After accepting the answer below, I still am not seeing it. Here is what I'm seeing in a shell session and I would like to reconcile this behavior with the answer. Any explanations appreciated. I am using emacs instead of DartEditor, thus the old-school command line approach here.
### Show all files, one dart library file and one yaml, plus empty
### lib and test folders
user#user-thinkpad:/tmp/uml_codegen_sample$ ls -R
.:
lib pubspec.yaml test
./lib:
plusauri.dart
./test:
### Show contents of pubspec
user#user-thinkpad:/tmp/uml_codegen_sample$ cat pubspec.yaml
name: domain_model
version: 0.0.1
description: >
Auto-generated support from /home/user/plusauri/modeling/plusauri.xmi.json
dependencies:
ebisu:
path: /home/user/open_source/codegen/dart/ebisu
### Run pub install and show the changes.
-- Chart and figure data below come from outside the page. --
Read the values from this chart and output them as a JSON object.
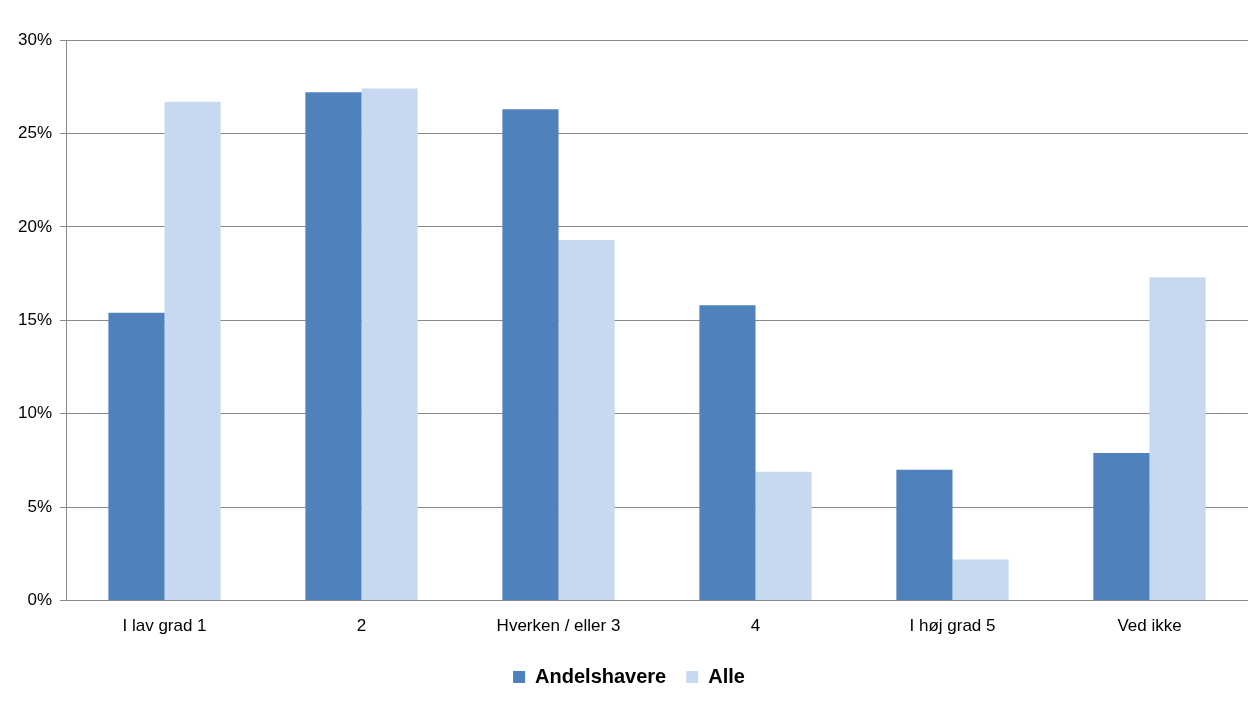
{
  "chart_data": {
    "type": "bar",
    "categories": [
      "I lav grad 1",
      "2",
      "Hverken / eller 3",
      "4",
      "I høj grad 5",
      "Ved ikke"
    ],
    "series": [
      {
        "name": "Andelshavere",
        "color": "#4f81bd",
        "values": [
          15.4,
          27.2,
          26.3,
          15.8,
          7.0,
          7.9
        ]
      },
      {
        "name": "Alle",
        "color": "#c6d9f1",
        "values": [
          26.7,
          27.4,
          19.3,
          6.9,
          2.2,
          17.3
        ]
      }
    ],
    "ylim": [
      0,
      30
    ],
    "yticks": [
      {
        "value": 0,
        "label": "0%"
      },
      {
        "value": 5,
        "label": "5%"
      },
      {
        "value": 10,
        "label": "10%"
      },
      {
        "value": 15,
        "label": "15%"
      },
      {
        "value": 20,
        "label": "20%"
      },
      {
        "value": 25,
        "label": "25%"
      },
      {
        "value": 30,
        "label": "30%"
      }
    ],
    "grid": "y",
    "legend": "bottom"
  }
}
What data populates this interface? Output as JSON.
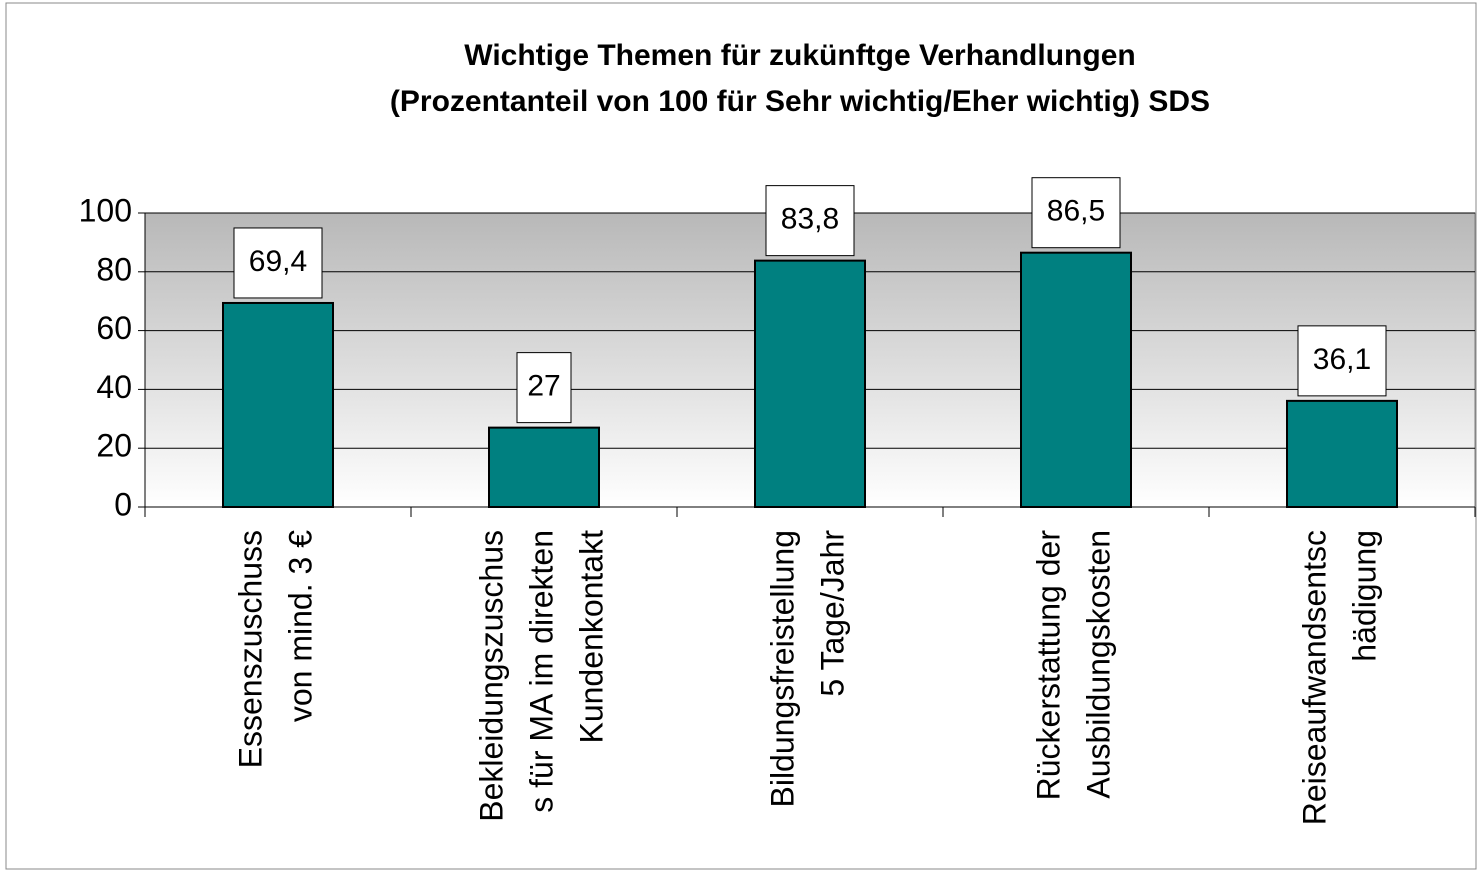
{
  "chart_data": {
    "type": "bar",
    "title": [
      "Wichtige Themen für zukünftge Verhandlungen",
      "(Prozentanteil von 100 für Sehr wichtig/Eher wichtig) SDS"
    ],
    "categories": [
      [
        "Essenszuschuss",
        "von mind. 3 €"
      ],
      [
        "Bekleidungszuschus",
        "s für MA im direkten",
        "Kundenkontakt"
      ],
      [
        "Bildungsfreistellung",
        "5 Tage/Jahr"
      ],
      [
        "Rückerstattung der",
        "Ausbildungskosten"
      ],
      [
        "Reiseaufwandsentsc",
        "hädigung"
      ]
    ],
    "values": [
      69.4,
      27,
      83.8,
      86.5,
      36.1
    ],
    "value_labels": [
      "69,4",
      "27",
      "83,8",
      "86,5",
      "36,1"
    ],
    "color": "#008080",
    "ylim": [
      0,
      100
    ],
    "yticks": [
      0,
      20,
      40,
      60,
      80,
      100
    ],
    "grid": true
  }
}
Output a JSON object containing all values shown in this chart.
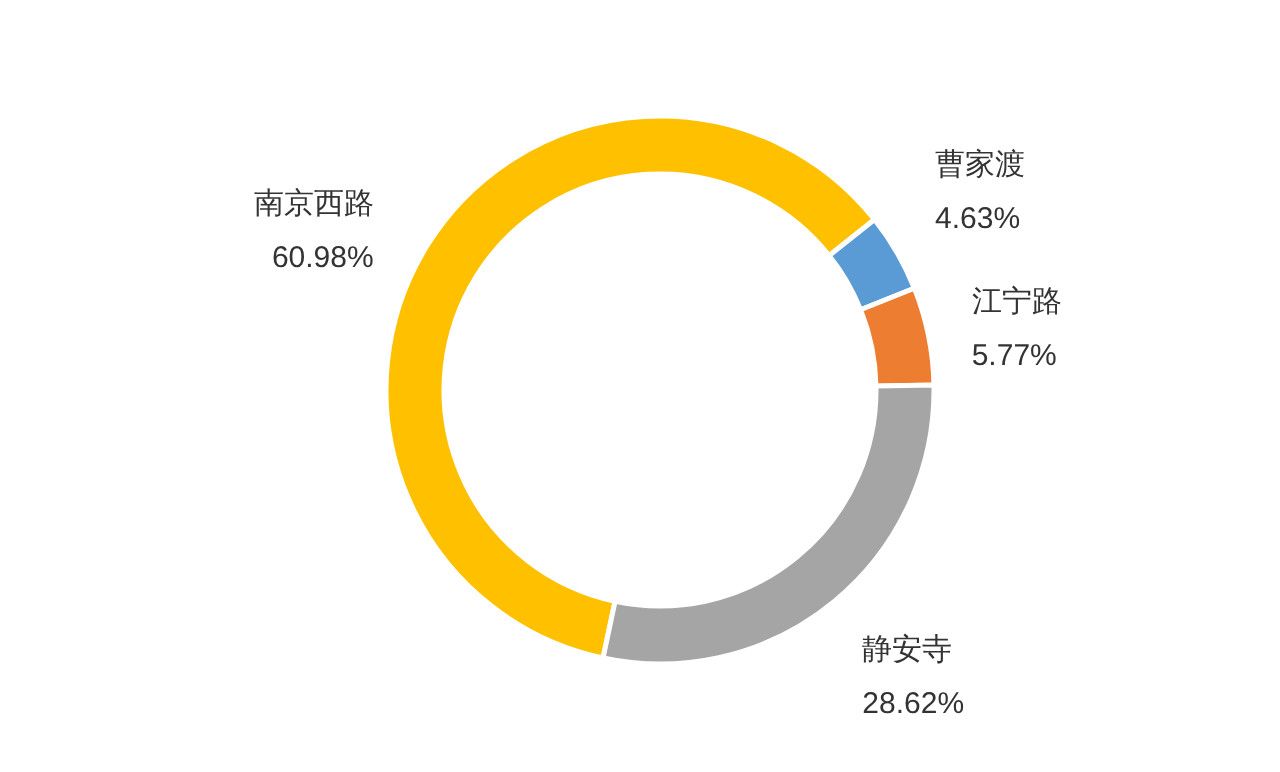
{
  "chart_data": {
    "type": "donut",
    "categories": [
      "南京西路",
      "曹家渡",
      "江宁路",
      "静安寺"
    ],
    "values": [
      60.98,
      4.63,
      5.77,
      28.62
    ],
    "colors": [
      "#ffc000",
      "#5b9bd5",
      "#ed7d31",
      "#a5a5a5"
    ],
    "value_labels": [
      "60.98%",
      "4.63%",
      "5.77%",
      "28.62%"
    ]
  }
}
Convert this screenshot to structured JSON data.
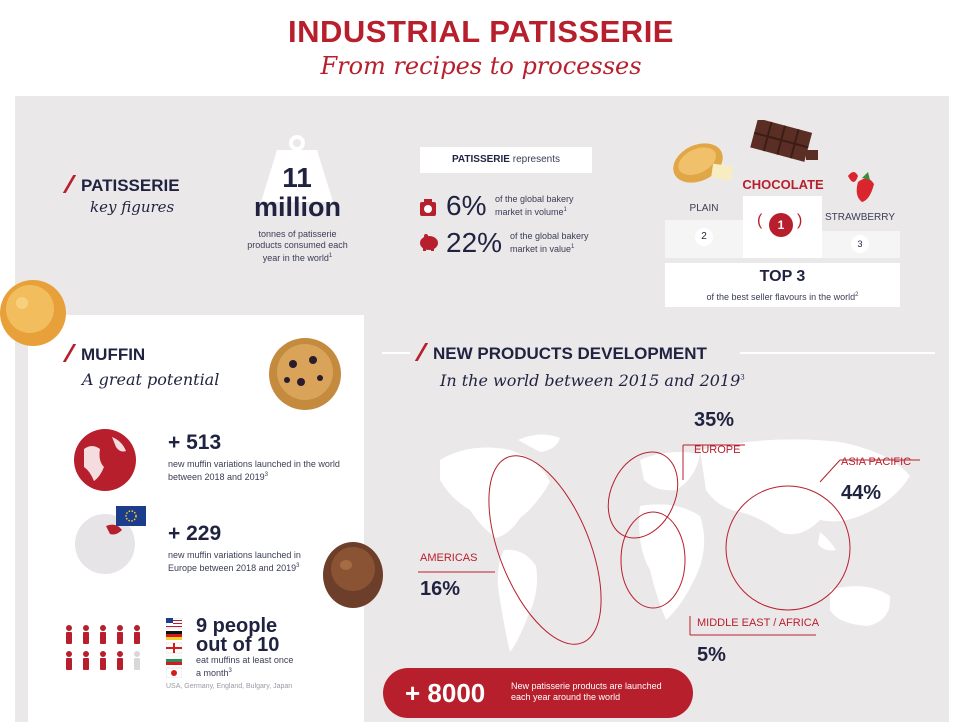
{
  "header": {
    "title": "INDUSTRIAL PATISSERIE",
    "subtitle": "From recipes to processes"
  },
  "key_figures": {
    "label": "PATISSERIE",
    "script": "key figures",
    "big_number": "11",
    "big_unit": "million",
    "desc": "tonnes of patisserie products consumed each year in the world",
    "desc_sup": "1"
  },
  "represents": {
    "header_bold": "PATISSERIE",
    "header_rest": "represents",
    "stat1_value": "6%",
    "stat1_text": "of the global bakery market in volume",
    "stat1_sup": "1",
    "stat2_value": "22%",
    "stat2_text": "of the global bakery market in value",
    "stat2_sup": "1"
  },
  "flavours": {
    "first": "CHOCOLATE",
    "first_rank": "1",
    "second": "PLAIN",
    "second_rank": "2",
    "third": "STRAWBERRY",
    "third_rank": "3",
    "top_title": "TOP 3",
    "top_desc": "of the best seller flavours in the world",
    "top_sup": "2"
  },
  "muffin": {
    "title": "MUFFIN",
    "script": "A great potential",
    "stat1_value": "+ 513",
    "stat1_text": "new muffin variations launched in the world between 2018 and 2019",
    "stat1_sup": "3",
    "stat2_value": "+ 229",
    "stat2_text": "new muffin variations launched in Europe between 2018 and 2019",
    "stat2_sup": "3",
    "people_line1": "9 people",
    "people_line2": "out of 10",
    "people_text": "eat muffins at least once a month",
    "people_sup": "3",
    "countries": "USA, Germany, England, Bulgary, Japan"
  },
  "npd": {
    "title": "NEW PRODUCTS DEVELOPMENT",
    "script": "In the world between 2015 and 2019",
    "script_sup": "3",
    "regions": [
      {
        "name": "EUROPE",
        "value": "35%"
      },
      {
        "name": "ASIA PACIFIC",
        "value": "44%"
      },
      {
        "name": "AMERICAS",
        "value": "16%"
      },
      {
        "name": "MIDDLE EAST / AFRICA",
        "value": "5%"
      }
    ],
    "pill_value": "+ 8000",
    "pill_text": "New patisserie products are launched each year around the world"
  },
  "colors": {
    "accent": "#b81f2d",
    "navy": "#1f2340",
    "panel": "#ebe8ea"
  }
}
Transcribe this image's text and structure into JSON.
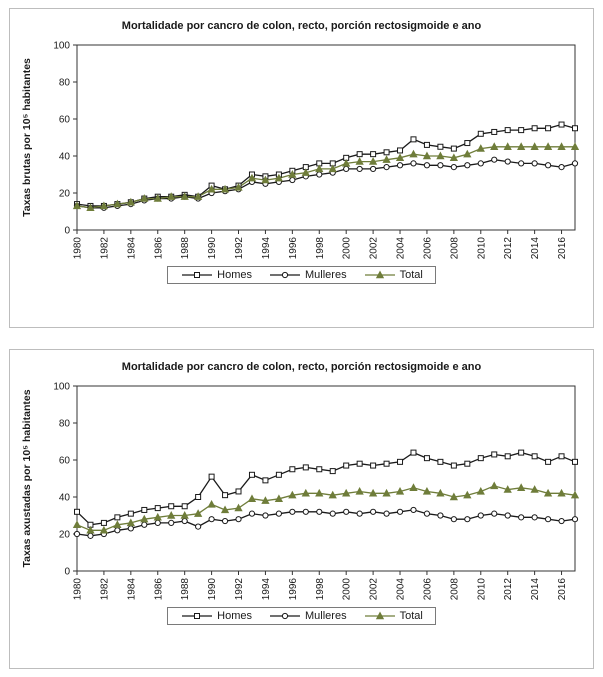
{
  "page": {
    "background": "#ffffff",
    "panel_border": "#bdbdbd"
  },
  "colors": {
    "homes": "#1a1a1a",
    "mulleres": "#1a1a1a",
    "total": "#6f7d3a",
    "axis": "#333333",
    "marker_fill": "#ffffff"
  },
  "legend": {
    "labels": [
      "Homes",
      "Mulleres",
      "Total"
    ]
  },
  "chart_data": [
    {
      "type": "line",
      "title": "Mortalidade por cancro de colon, recto, porción rectosigmoide e ano",
      "xlabel": "",
      "ylabel": "Taxas brutas por 10⁵ habitantes",
      "ylim": [
        0,
        100
      ],
      "yticks": [
        0,
        20,
        40,
        60,
        80,
        100
      ],
      "grid": false,
      "legend_position": "bottom",
      "x": [
        1980,
        1981,
        1982,
        1983,
        1984,
        1985,
        1986,
        1987,
        1988,
        1989,
        1990,
        1991,
        1992,
        1993,
        1994,
        1995,
        1996,
        1997,
        1998,
        1999,
        2000,
        2001,
        2002,
        2003,
        2004,
        2005,
        2006,
        2007,
        2008,
        2009,
        2010,
        2011,
        2012,
        2013,
        2014,
        2015,
        2016,
        2017
      ],
      "x_tick_labels": [
        "1980",
        "1982",
        "1984",
        "1986",
        "1988",
        "1990",
        "1992",
        "1994",
        "1996",
        "1998",
        "2000",
        "2002",
        "2004",
        "2006",
        "2008",
        "2010",
        "2012",
        "2014",
        "2016"
      ],
      "series": [
        {
          "name": "Homes",
          "marker": "square",
          "color": "#1a1a1a",
          "marker_fill": "#ffffff",
          "values": [
            14,
            13,
            13,
            14,
            15,
            17,
            18,
            18,
            19,
            18,
            24,
            22,
            24,
            30,
            29,
            30,
            32,
            34,
            36,
            36,
            39,
            41,
            41,
            42,
            43,
            49,
            46,
            45,
            44,
            47,
            52,
            53,
            54,
            54,
            55,
            55,
            57,
            55
          ]
        },
        {
          "name": "Mulleres",
          "marker": "circle",
          "color": "#1a1a1a",
          "marker_fill": "#ffffff",
          "values": [
            13,
            12,
            12,
            13,
            14,
            16,
            17,
            17,
            18,
            17,
            20,
            21,
            22,
            26,
            25,
            26,
            27,
            29,
            30,
            31,
            33,
            33,
            33,
            34,
            35,
            36,
            35,
            35,
            34,
            35,
            36,
            38,
            37,
            36,
            36,
            35,
            34,
            36
          ]
        },
        {
          "name": "Total",
          "marker": "triangle",
          "color": "#6f7d3a",
          "marker_fill": "#6f7d3a",
          "values": [
            13,
            12,
            13,
            14,
            15,
            17,
            17,
            18,
            18,
            18,
            22,
            22,
            23,
            28,
            27,
            28,
            30,
            31,
            33,
            33,
            36,
            37,
            37,
            38,
            39,
            41,
            40,
            40,
            39,
            41,
            44,
            45,
            45,
            45,
            45,
            45,
            45,
            45
          ]
        }
      ]
    },
    {
      "type": "line",
      "title": "Mortalidade por cancro de colon, recto, porción rectosigmoide e ano",
      "xlabel": "",
      "ylabel": "Taxas axustadas por 10⁵ habitantes",
      "ylim": [
        0,
        100
      ],
      "yticks": [
        0,
        20,
        40,
        60,
        80,
        100
      ],
      "grid": false,
      "legend_position": "bottom",
      "x": [
        1980,
        1981,
        1982,
        1983,
        1984,
        1985,
        1986,
        1987,
        1988,
        1989,
        1990,
        1991,
        1992,
        1993,
        1994,
        1995,
        1996,
        1997,
        1998,
        1999,
        2000,
        2001,
        2002,
        2003,
        2004,
        2005,
        2006,
        2007,
        2008,
        2009,
        2010,
        2011,
        2012,
        2013,
        2014,
        2015,
        2016,
        2017
      ],
      "x_tick_labels": [
        "1980",
        "1982",
        "1984",
        "1986",
        "1988",
        "1990",
        "1992",
        "1994",
        "1996",
        "1998",
        "2000",
        "2002",
        "2004",
        "2006",
        "2008",
        "2010",
        "2012",
        "2014",
        "2016"
      ],
      "series": [
        {
          "name": "Homes",
          "marker": "square",
          "color": "#1a1a1a",
          "marker_fill": "#ffffff",
          "values": [
            32,
            25,
            26,
            29,
            31,
            33,
            34,
            35,
            35,
            40,
            51,
            41,
            43,
            52,
            49,
            52,
            55,
            56,
            55,
            54,
            57,
            58,
            57,
            58,
            59,
            64,
            61,
            59,
            57,
            58,
            61,
            63,
            62,
            64,
            62,
            59,
            62,
            59
          ]
        },
        {
          "name": "Mulleres",
          "marker": "circle",
          "color": "#1a1a1a",
          "marker_fill": "#ffffff",
          "values": [
            20,
            19,
            20,
            22,
            23,
            25,
            26,
            26,
            27,
            24,
            28,
            27,
            28,
            31,
            30,
            31,
            32,
            32,
            32,
            31,
            32,
            31,
            32,
            31,
            32,
            33,
            31,
            30,
            28,
            28,
            30,
            31,
            30,
            29,
            29,
            28,
            27,
            28
          ]
        },
        {
          "name": "Total",
          "marker": "triangle",
          "color": "#6f7d3a",
          "marker_fill": "#6f7d3a",
          "values": [
            25,
            22,
            22,
            25,
            26,
            28,
            29,
            30,
            30,
            31,
            36,
            33,
            34,
            39,
            38,
            39,
            41,
            42,
            42,
            41,
            42,
            43,
            42,
            42,
            43,
            45,
            43,
            42,
            40,
            41,
            43,
            46,
            44,
            45,
            44,
            42,
            42,
            41
          ]
        }
      ]
    }
  ]
}
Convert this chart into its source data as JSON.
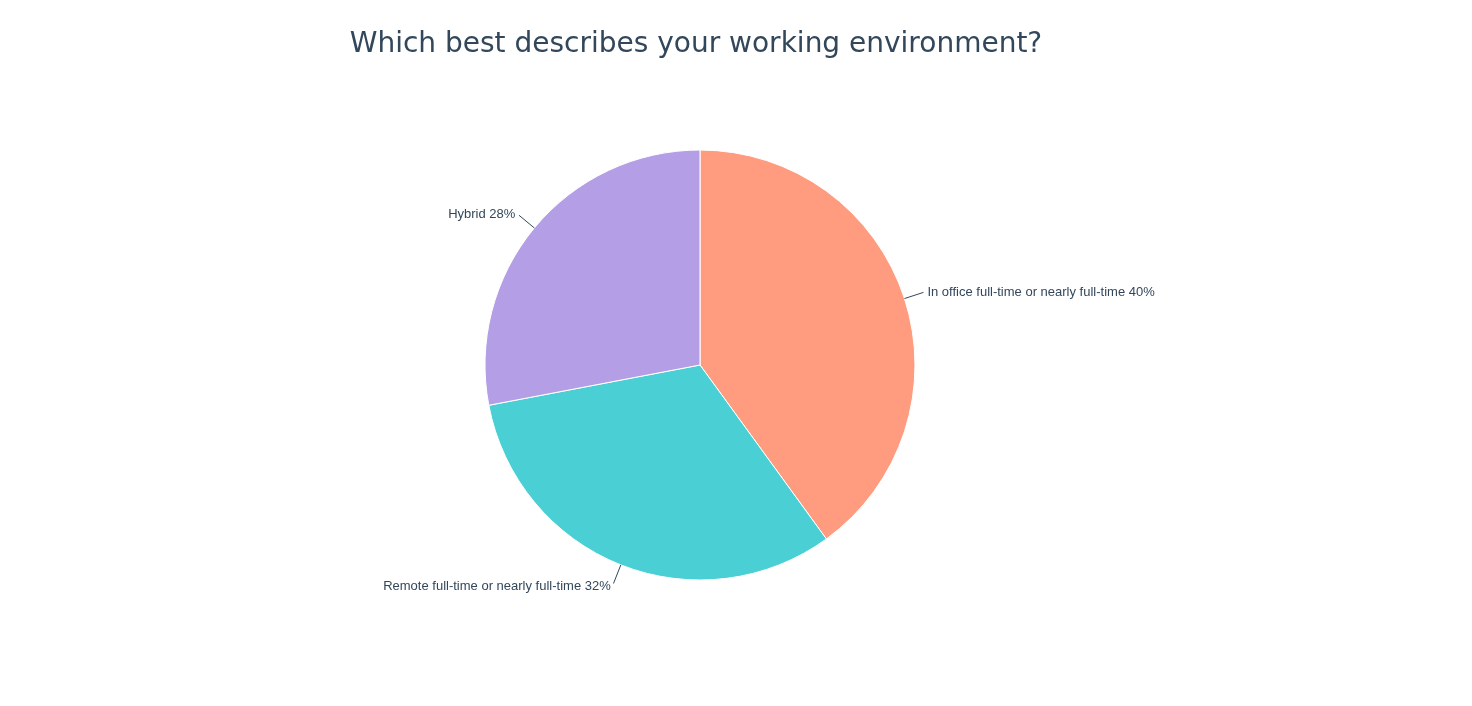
{
  "chart_data": {
    "type": "pie",
    "title": "Which best describes your working environment?",
    "categories": [
      "In office full-time or nearly full-time",
      "Remote full-time or nearly full-time",
      "Hybrid"
    ],
    "values": [
      40,
      32,
      28
    ],
    "value_labels": [
      "40%",
      "32%",
      "28%"
    ],
    "colors": [
      "#ff9c80",
      "#4acfd5",
      "#b49fe6"
    ],
    "legend": false
  }
}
Note there is a soft
### link to packages from test, but not lib.
user#user-thinkpad:/tmp/uml_codegen_sample$ pub install
Resolving dependencies...
Dependencies installed!
Some packages that were installed are not compatible with your SDK version 0.4.7+5.r21658 and may not work:
- 'pathos' requires >=0.5.0+1
You may be able to resolve this by upgrading to the latest Dart SDK
or adding a version constraint to use an older version of a package.
user#user-thinkpad:/tmp/uml_codegen_sample$ ls -R
.:
lib packages pubspec.lock pubspec.yaml test
./lib:
plusauri.dart
./packages:
domain_model ebisu pathos
./test:
packages
### Note here the program does not work, and suspiciously pub
### install put no packages link under lib like it did test
user#user-thinkpad:/tmp/uml_codegen_sample$ dart lib/plusauri.dart
Unable to open file: /tmp/uml_codegen_sample/lib/packages/ebisu/ebisu_utils.dart'file:///tmp/uml_codegen_sample/lib/plusauri.dart': Error: line 5 pos 1: library handler failed
import "package:ebisu/ebisu_utils.dart" as EBISU_UTILS;
^
### Copy the same dart file to test to show that it can run there
### just fine
user#user-thinkpad:/tmp/uml_codegen_sample$ cp lib/plusauri.dart test/
user#user-thinkpad:/tmp/uml_codegen_sample$ dart test/plusauri.dart
Main for library plusauri
user#user-thinkpad:/tmp/uml_codegen_sample$
### Finally, manually create the soft link in lib, to show it will
### then run
user#user-thinkpad:/tmp/uml_codegen_sample$ ln -s ../packages lib/packages
user#user-thinkpad:/tmp/uml_codegen_sample$ dart lib/plusauri.dart
Main for library plusauri
Actually, you can definitely import using the package:foo/foo_lib_1.dart syntax without needing to change your pubspec.yaml or even creating a pubspec.yaml in the first place!
You can see that this is true from a language level, in this test: https://github.com/dart-lang/bleeding_edge/blob/master/dart/tests/standalone/package/packages/package1.dart
and an example of this in the wild is: https://github.com/kevmoo/hop.dart/blob/master/lib/hop_tasks.dart#L17
I do not think there is any benefit from writing one way or another except that writing relative paths is slightly shorter.
From a project structure point of view, I would use relative path imports when I am drilling into subdirectories that are not going to be exposed to the user. src is generally seen as implementation specific details that won't be visible to external users, so use relative paths to your heart's content.
However, if you're working within multiple directories, then you should use package: imports to reinforce the idea that the parts are stand-alone and interchangeable. Within the lib directory itself, you want to say that these two libraries, although they might rely on each other, can live separately and are not bound by their physical location.
I would recommend not ever using ../ in your imports, as that is fragile and may break in strange ways if/when you modify directory structure or deploy.